Diesel Buses for the Cape Flats, Electric Buses for Affluent Areas
What is deeply troubling is that these diesel buses will be concentrated in the Metro South East Corridor, serving predominantly Black and Coloured communities across the Cape Flats, areas that already suffer from some of the worst air pollution in Cape Town due to decades of apartheid spatial planning, industrial zoning, and proximity to major transport routes.
Meanwhile, the City’s Battery Electric Bus (BEB) fleet is being prioritised for routes serving affluent, wealthier suburbs, leaving working-class communities to absorb the environmental and health consequences of dirtier diesel emissions.
This approach reinforces existing inequality:
- Clean public transport for wealthy areas,
- Higher-polluting diesel for communities that have been historically marginalised and environmentally overburdened.
Air Quality in the Cape Flats Is Already Compromised*
Scientific studies and monitoring data consistently show that the Cape Flats experiences higher levels of particulate matter (PM2.5/PM10) and nitrogen dioxide (NO2) than many affluent suburbs. These pollutants are strongly linked to asthma, heart disease, and childhood respiratory illness.
Introducing hundreds of additional diesel buses into these communities, when cleaner alternatives exist, knowingly worsens their already compromised air quality.
Environmental Justice Must Be Central to Public Transport Planning
It is unacceptable that cost-saving motives are being prioritised over the health of residents in the Cape Flats. Public transport investments must advance, not undermine, the constitutional right to a healthy environment.
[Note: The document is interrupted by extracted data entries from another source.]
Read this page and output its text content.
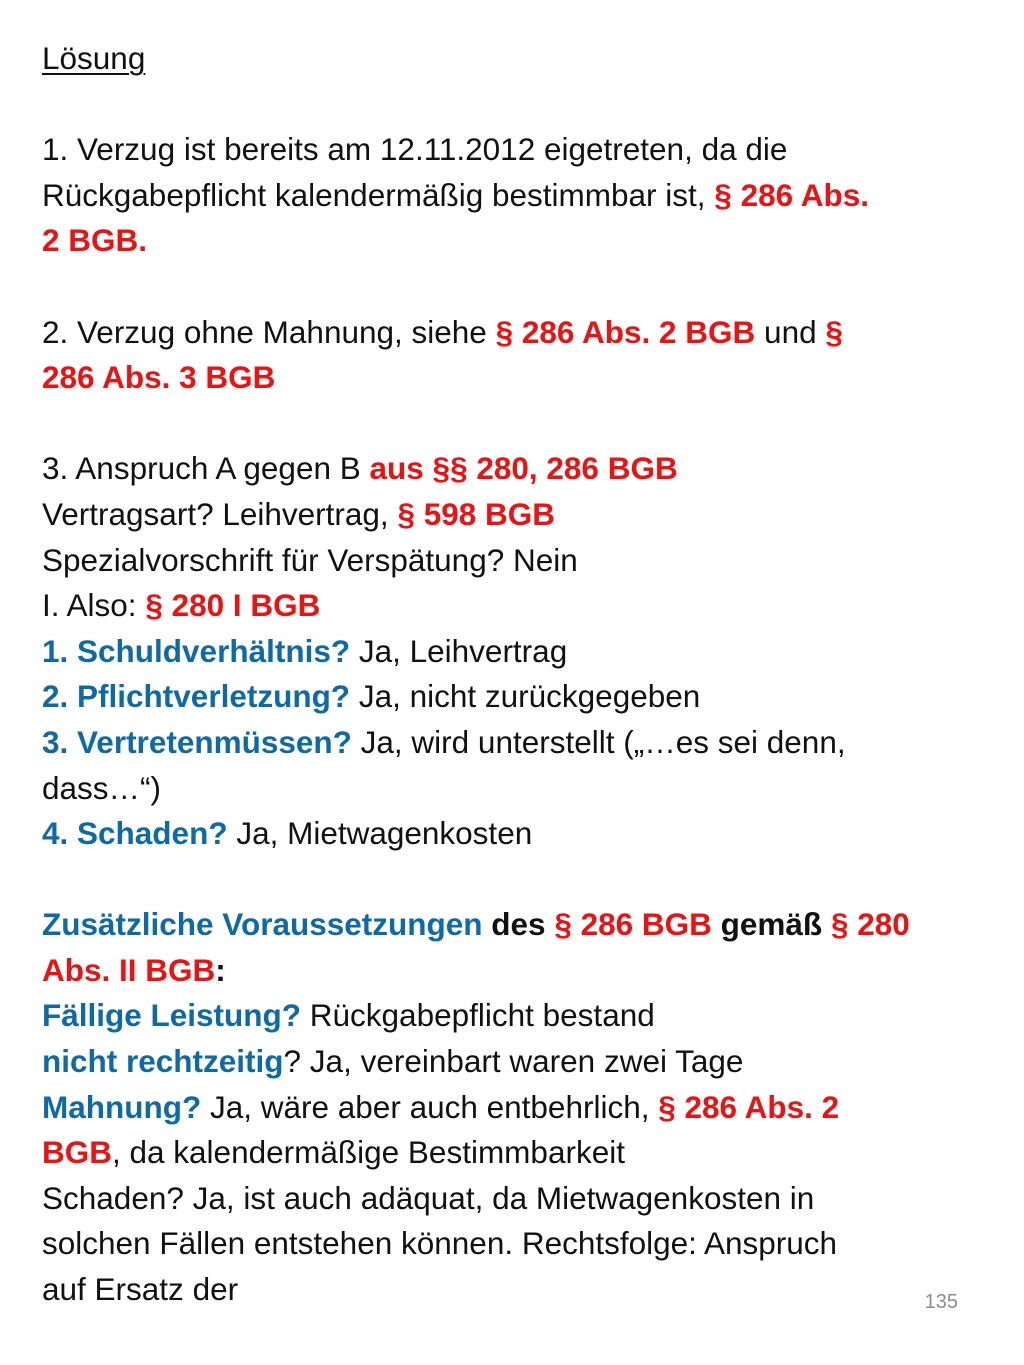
Lösung
1. Verzug ist bereits am 12.11.2012 eigetreten, da die
Rückgabepflicht kalendermäßig bestimmbar ist, § 286 Abs.
2 BGB.
2. Verzug ohne Mahnung, siehe § 286 Abs. 2 BGB und §
286 Abs. 3 BGB
3. Anspruch A gegen B aus §§ 280, 286 BGB
Vertragsart? Leihvertrag, § 598 BGB
Spezialvorschrift für Verspätung? Nein
I. Also: § 280 I BGB
1. Schuldverhältnis? Ja, Leihvertrag
2. Pflichtverletzung? Ja, nicht zurückgegeben
3. Vertretenmüssen? Ja, wird unterstellt („…es sei denn,
dass…“)
4. Schaden? Ja, Mietwagenkosten
Zusätzliche Voraussetzungen des § 286 BGB gemäß § 280
Abs. II BGB:
Fällige Leistung? Rückgabepflicht bestand
nicht rechtzeitig? Ja, vereinbart waren zwei Tage
Mahnung? Ja, wäre aber auch entbehrlich, § 286 Abs. 2
BGB, da kalendermäßige Bestimmbarkeit
Schaden? Ja, ist auch adäquat, da Mietwagenkosten in
solchen Fällen entstehen können. Rechtsfolge: Anspruch
auf Ersatz der	135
If electric buses can be deployed in wealthier areas, then the same level of clean, modern, and climate-responsible investment must be extended to the communities of the Cape Flats, who have historically carried an unfair share of environmental harm.
Call to Action
We call on the City to:
1. Reverse its decision to procure lower-standard Euro V diesel buses for the MSEC;
2. Prioritise electric buses for high-pollution, vulnerable communities;
3. Ensure procurement decisions reflect environmental justice, not deepen spatial inequality;
4. Engage affected communities, health experts, and environmental justice organisations before finalising fleet deployment.
Cape Flats communities deserve the same clean, modern public transport that wealthier suburbs will enjoy. Anything less continues the environmental injustice born from apartheid spatial planning.